In Hadoop, “map” and “reduce” refer to the two main phases of processing in the MapReduce programming model, which is a core component of Hadoop.

  1. Map Phase:
    • In the map phase, data is divided into smaller chunks and processed in parallel.
    • Each chunk of data is processed by a “mapper” function, which applies a specified operation or transformation to the data.
    • The output of the mapper is a set of key-value pairs, where the key is typically used to identify the data and the value is the result of the map operation.
  2. Reduce Phase:
    • In the reduce phase, the output of the map phase is aggregated and processed further.
    • The data is shuffled and grouped based on keys, bringing together all the values associated with a particular key.
    • Each group of key-value pairs is processed by a “reducer” function, which performs another specified operation or aggregation on the data.

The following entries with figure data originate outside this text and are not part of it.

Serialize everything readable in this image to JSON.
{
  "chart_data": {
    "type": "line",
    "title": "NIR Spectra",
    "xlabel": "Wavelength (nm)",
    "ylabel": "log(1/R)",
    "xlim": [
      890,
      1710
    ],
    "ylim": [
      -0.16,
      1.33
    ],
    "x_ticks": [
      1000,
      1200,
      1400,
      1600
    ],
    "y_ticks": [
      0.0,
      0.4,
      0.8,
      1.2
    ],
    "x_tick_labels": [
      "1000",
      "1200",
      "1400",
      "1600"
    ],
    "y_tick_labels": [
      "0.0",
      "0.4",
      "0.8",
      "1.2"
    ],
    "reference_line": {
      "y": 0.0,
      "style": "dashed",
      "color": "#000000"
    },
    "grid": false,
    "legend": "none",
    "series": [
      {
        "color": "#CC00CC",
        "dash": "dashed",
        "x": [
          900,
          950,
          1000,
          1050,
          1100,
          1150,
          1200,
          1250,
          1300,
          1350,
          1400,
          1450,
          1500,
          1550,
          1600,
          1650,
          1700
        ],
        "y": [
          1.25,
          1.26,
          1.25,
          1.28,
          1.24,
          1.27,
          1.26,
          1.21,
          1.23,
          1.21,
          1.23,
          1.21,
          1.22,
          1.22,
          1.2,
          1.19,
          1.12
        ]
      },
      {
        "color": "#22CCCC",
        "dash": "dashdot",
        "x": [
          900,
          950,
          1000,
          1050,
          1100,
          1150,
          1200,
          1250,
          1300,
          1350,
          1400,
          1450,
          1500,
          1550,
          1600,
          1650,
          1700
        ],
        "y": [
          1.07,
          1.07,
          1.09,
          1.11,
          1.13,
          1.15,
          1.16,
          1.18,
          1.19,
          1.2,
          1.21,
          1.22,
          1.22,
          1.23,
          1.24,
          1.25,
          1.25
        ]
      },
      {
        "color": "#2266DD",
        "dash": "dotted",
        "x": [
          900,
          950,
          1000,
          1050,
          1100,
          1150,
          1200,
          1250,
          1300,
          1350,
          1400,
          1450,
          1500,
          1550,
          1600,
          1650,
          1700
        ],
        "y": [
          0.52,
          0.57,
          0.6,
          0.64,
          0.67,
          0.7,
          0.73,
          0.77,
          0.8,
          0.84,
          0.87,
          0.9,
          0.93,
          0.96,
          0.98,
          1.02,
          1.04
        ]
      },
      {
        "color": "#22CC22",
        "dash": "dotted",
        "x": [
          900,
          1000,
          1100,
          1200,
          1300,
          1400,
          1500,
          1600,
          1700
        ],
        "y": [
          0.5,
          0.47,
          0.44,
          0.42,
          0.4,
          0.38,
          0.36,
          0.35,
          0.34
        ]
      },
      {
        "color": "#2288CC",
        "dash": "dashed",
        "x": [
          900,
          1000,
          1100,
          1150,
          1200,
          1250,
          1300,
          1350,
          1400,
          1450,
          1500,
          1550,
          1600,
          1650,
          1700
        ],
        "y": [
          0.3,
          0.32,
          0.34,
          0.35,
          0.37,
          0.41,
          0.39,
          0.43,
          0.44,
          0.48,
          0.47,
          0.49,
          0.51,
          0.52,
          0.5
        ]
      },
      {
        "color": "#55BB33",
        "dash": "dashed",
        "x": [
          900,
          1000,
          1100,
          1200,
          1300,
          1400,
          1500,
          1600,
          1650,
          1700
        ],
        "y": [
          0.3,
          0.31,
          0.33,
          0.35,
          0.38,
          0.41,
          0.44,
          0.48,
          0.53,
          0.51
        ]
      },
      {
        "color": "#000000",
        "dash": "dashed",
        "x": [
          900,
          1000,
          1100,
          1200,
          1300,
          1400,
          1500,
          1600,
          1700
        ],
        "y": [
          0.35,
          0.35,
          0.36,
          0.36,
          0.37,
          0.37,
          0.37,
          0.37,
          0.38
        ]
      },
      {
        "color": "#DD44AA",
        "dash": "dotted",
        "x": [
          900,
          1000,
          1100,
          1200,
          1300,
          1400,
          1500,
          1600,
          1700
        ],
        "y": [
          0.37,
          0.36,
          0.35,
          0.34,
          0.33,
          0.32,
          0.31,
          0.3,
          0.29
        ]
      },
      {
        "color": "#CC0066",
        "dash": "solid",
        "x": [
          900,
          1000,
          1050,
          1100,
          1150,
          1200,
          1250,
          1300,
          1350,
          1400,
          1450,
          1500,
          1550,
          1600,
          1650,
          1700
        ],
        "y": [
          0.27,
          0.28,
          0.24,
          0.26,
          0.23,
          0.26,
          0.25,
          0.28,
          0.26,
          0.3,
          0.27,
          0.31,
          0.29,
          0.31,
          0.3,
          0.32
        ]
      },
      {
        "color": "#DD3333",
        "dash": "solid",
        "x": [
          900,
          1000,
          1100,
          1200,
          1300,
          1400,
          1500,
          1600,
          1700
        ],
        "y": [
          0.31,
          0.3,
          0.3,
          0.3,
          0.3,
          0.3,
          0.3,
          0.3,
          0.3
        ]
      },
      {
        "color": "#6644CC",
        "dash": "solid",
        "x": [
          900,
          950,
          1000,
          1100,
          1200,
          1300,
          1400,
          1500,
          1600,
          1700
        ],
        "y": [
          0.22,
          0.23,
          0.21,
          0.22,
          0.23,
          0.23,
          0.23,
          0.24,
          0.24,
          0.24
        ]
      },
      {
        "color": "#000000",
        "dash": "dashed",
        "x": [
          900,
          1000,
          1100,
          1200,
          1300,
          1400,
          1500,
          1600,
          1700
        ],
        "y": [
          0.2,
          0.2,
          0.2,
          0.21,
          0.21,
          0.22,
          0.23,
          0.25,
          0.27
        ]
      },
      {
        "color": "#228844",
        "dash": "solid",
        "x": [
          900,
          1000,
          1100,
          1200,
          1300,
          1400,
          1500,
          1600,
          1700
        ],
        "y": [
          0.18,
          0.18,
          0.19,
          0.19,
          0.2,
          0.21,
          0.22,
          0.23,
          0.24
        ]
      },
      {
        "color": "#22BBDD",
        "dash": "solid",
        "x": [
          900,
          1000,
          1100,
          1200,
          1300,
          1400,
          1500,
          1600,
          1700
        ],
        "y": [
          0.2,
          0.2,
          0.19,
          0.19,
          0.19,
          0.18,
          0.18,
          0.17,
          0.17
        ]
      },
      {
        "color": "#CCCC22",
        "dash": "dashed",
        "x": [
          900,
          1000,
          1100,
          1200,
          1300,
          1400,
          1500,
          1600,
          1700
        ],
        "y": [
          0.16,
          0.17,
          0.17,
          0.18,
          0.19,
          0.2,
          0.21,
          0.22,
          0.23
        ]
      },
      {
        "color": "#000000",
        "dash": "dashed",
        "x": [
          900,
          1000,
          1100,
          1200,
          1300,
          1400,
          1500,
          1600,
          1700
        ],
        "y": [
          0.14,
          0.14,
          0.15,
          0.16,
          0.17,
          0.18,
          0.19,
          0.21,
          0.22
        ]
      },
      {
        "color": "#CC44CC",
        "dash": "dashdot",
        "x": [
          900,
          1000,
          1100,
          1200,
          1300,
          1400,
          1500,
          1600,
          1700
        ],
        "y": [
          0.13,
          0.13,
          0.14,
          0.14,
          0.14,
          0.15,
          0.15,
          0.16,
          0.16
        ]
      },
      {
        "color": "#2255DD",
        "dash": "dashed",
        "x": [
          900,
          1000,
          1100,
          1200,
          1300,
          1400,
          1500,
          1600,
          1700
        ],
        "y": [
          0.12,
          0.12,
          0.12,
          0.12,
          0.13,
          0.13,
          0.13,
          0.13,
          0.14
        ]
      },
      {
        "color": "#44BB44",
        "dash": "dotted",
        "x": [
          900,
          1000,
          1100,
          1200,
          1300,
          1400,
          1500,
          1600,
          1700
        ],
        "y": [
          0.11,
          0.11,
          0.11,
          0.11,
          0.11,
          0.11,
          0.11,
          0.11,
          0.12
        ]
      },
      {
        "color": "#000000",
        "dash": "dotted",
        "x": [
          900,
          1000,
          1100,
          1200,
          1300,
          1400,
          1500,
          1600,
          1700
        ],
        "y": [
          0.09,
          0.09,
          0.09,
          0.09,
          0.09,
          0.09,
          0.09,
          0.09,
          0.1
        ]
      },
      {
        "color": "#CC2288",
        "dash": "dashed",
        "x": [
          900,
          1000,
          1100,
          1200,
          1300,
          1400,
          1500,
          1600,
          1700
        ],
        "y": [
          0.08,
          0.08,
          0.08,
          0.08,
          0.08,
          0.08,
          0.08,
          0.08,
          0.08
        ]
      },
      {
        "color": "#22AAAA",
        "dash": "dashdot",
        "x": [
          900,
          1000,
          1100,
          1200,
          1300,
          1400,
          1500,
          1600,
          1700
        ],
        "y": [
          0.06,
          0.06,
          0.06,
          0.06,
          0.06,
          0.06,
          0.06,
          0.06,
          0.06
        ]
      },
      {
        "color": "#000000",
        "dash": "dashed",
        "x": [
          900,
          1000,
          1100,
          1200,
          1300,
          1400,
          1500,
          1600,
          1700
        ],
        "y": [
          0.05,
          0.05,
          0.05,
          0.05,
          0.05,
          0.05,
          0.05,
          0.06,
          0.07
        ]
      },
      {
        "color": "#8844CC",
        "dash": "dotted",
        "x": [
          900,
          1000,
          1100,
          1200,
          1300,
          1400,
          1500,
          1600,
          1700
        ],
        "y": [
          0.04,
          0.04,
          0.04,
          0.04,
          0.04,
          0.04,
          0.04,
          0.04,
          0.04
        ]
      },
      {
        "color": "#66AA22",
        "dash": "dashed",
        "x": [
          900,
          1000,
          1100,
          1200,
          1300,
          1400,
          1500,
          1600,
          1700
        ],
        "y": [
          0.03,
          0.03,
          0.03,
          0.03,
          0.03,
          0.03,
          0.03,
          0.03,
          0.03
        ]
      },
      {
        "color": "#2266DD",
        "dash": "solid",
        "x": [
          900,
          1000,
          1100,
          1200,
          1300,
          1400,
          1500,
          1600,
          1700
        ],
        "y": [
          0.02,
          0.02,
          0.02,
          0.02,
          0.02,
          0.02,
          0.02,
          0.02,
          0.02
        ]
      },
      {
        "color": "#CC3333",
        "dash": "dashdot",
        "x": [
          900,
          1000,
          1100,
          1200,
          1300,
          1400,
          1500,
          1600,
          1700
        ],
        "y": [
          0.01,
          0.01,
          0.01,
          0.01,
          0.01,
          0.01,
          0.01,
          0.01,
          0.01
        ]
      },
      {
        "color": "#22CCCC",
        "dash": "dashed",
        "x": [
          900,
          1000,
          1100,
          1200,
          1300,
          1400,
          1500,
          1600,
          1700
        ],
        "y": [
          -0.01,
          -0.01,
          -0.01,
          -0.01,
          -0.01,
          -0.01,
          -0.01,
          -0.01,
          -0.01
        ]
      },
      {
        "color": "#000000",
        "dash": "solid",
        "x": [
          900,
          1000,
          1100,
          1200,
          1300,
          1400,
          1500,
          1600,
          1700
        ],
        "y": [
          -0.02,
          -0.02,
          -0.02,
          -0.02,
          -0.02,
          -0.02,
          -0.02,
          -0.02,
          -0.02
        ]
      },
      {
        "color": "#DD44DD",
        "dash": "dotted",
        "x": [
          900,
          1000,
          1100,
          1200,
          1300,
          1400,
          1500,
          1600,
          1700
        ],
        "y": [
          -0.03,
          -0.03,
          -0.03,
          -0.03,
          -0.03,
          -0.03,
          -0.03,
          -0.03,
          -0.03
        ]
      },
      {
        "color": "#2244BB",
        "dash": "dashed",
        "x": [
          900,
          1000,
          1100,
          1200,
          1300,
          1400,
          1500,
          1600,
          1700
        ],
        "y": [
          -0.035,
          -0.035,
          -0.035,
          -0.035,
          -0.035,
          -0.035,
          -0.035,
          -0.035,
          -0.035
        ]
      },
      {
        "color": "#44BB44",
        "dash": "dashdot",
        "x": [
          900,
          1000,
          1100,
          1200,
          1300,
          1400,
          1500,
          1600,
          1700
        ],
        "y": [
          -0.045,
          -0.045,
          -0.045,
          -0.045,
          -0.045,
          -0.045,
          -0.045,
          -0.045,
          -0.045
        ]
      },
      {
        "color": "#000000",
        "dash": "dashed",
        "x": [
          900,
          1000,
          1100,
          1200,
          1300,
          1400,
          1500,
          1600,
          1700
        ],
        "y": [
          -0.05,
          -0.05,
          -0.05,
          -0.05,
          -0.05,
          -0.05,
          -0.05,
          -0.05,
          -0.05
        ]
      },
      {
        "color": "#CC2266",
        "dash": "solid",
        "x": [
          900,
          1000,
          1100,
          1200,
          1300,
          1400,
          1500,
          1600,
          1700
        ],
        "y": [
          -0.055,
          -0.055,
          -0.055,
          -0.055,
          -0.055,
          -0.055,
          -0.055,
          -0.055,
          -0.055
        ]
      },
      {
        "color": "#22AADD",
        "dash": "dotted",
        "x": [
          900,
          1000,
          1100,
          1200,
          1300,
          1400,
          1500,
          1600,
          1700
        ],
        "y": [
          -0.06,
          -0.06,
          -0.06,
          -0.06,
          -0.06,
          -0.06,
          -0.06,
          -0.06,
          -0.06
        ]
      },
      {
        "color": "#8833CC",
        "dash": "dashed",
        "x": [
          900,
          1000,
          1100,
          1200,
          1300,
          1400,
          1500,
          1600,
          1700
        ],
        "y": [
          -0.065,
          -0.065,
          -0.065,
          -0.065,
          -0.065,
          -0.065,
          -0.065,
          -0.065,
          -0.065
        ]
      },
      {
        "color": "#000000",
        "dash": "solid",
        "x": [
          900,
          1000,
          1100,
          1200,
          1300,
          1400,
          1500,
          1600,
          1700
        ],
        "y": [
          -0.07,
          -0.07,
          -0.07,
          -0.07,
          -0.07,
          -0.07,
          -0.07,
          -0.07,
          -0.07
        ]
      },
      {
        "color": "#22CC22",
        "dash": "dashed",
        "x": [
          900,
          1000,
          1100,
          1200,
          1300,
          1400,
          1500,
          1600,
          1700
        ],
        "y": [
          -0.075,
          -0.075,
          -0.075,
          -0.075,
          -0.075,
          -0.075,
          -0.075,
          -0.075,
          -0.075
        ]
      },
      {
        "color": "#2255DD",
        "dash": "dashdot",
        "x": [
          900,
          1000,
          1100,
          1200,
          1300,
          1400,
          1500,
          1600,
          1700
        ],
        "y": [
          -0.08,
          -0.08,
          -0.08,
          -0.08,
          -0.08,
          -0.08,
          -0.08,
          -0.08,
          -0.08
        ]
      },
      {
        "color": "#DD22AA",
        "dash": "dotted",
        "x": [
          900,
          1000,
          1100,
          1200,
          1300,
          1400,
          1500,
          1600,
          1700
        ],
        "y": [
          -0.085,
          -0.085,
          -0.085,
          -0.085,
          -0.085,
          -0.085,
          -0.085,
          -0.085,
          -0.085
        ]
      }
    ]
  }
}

    • The final output of the reduce phase is typically the result of the overall computation.

In summary, the “map” phase is responsible for processing and transforming the input data into intermediate key-value pairs, and the “reduce” phase takes these intermediate results, groups them by key, and performs further processing to produce the final output. The MapReduce model allows for distributed and parallel processing of large datasets across a Hadoop cluster.